Thursday, August 11, 2016


To Mike and Dave, they think they've made all their family gatherings better parties, but to their parents, and admittedly to reality, these brothers, played by Zac Efron and Adam Devine, have actually ruined all of the family events they've participated in for their wild party style. So when it's their sister Jaine's (Sugar Lyn Beard) turn to get married, the family is taking no risks: Mike and Dave are to bring dates to the wedding in order to be kept at bay. That's when Alice (Anna Kendrick) and Tatiana (Aubrey Plaza) put on the facade of being nice, ordinary girls to score a free weekend in Hawaii after discovering an advert from the two brothers. Yet when the chaotic spirits of both pairs start to explode, an apparently normal weekend turns into a ludicrous series of events.

Mike And Dave Need Wedding Dates has good and charismatic leads, with natural comedic timing and an appropriately funny cast built around them with a script that has some effortlessly funny gags working. Yet, a fair amount of laughs are not enough to surmount the film's lack of heart, which often transpires into both annoying and unmotivated sequences and humor which is close to being mean spirited.

What severely lacks from the film is a fresh and interesting comedic voice. As much as you feel the director's passion, I couldn't help but feel very cold about the style and visual choices the film makes. It is directed with almost no life, it doesn't feel alive and breathing, the shot choice is for the majority so basic it made my head ache at some point. There aren't any passages in the film where you feel inspired filmmaking and character or story being given a chance to flow. The editing is very mechanical and brings the film into feeling more like a series of gags, which might be occasionally good, but lack any kind of drive given the very predictable and clich├ęd script.

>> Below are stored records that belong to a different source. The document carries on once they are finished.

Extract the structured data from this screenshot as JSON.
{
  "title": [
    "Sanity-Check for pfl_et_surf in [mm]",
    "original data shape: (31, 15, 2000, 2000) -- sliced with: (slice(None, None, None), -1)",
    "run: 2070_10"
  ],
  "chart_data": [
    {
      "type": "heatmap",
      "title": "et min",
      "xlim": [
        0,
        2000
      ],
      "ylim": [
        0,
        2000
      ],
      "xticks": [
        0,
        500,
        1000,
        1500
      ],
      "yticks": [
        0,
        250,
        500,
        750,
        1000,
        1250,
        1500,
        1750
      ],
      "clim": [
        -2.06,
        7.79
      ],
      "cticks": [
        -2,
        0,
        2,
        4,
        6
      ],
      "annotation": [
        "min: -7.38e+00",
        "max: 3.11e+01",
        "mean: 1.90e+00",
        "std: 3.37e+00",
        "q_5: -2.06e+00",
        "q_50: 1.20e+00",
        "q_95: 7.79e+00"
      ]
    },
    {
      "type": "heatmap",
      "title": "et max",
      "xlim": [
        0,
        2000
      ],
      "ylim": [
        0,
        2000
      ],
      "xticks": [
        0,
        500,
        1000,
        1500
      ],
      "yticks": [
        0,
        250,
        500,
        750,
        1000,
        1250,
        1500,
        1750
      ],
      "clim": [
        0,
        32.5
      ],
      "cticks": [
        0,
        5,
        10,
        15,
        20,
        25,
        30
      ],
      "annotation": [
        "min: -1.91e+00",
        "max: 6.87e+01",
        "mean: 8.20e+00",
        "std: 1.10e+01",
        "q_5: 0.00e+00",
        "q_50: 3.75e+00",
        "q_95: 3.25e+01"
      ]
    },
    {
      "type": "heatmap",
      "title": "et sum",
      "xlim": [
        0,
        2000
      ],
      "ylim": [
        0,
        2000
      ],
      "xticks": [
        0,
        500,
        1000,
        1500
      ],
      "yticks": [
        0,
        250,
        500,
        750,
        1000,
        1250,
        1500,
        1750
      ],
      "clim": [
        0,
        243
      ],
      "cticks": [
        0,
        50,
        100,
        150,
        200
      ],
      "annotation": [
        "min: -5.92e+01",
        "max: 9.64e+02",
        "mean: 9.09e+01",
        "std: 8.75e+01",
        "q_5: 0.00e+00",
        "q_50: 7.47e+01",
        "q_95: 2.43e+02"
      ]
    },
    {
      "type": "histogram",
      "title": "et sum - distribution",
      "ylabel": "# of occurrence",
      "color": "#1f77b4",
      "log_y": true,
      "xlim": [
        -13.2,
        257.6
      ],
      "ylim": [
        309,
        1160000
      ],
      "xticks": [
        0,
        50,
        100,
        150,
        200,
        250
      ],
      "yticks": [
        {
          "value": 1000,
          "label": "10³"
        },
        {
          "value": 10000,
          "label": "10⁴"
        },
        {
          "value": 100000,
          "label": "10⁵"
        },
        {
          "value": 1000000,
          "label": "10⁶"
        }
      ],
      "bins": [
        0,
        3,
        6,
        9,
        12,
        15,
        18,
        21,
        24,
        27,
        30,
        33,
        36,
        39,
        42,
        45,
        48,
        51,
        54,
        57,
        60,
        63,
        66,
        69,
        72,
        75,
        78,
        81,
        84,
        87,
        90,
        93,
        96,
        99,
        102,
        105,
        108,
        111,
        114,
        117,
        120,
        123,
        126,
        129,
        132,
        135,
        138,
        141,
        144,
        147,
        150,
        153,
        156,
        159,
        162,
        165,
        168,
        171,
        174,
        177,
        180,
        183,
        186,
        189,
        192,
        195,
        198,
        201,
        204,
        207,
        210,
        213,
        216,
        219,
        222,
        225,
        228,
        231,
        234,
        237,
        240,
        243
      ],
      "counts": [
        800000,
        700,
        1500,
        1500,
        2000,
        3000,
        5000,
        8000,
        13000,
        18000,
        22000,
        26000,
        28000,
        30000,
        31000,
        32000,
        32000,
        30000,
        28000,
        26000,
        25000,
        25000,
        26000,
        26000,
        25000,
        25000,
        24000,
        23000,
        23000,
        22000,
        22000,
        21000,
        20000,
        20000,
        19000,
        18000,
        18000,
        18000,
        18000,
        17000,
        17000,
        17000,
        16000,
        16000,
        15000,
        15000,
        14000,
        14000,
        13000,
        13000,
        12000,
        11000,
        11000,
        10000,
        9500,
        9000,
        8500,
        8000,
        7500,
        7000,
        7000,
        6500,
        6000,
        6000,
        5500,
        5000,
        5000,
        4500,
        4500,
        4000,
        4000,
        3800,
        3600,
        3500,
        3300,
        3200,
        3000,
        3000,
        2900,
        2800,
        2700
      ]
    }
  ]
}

Still, there's no denying the talent almost everybody has for comedy and even when handed what for most is very average material they manage to elevate it and thanks to what is sure to be a lot of improvisation they make the scenes that work, work really well and transcend what are otherwise deeply problematic character development elements. Efron's career has lately been all about these R-rated comedies and I have to admit I am one who really enjoys his effort in these: he is a great screen presence and always brings a palpable irony to the scenes. Adam Devine at this point is an enigma for me, I have no idea where he'll go in the future, that is because he has some really borderline annoying stuff here, but I don't know if it's thanks to him or the gag in itself I was never brought to a breaking point. I enjoyed probably all of his beats and he had many different ones to bring alive, succeeding in all of that variety.

What is frustrating about the movie is how standard it feels and how much everything around it is striving to be better, but what we end up is this basic studio comedy that goes through every single beat we except and leaves the audience with little passion at all. The premise is right, the talent behind cast well, the script is trying to go to fresh places occasionally, but there is an incredible aura of average all around that simply flattens the film to the point of annoyance. Not to mention the ridiculous quantity of screeching women all over the place that had me almost covering my ears.

Mike And Dave Need Wedding Dates is a film that delivers some good and at times great laughs thus succeeding a laugh prompter, yet a comedy film it lacks any depth of character or story to make it live any further than its closing credits unfortunately.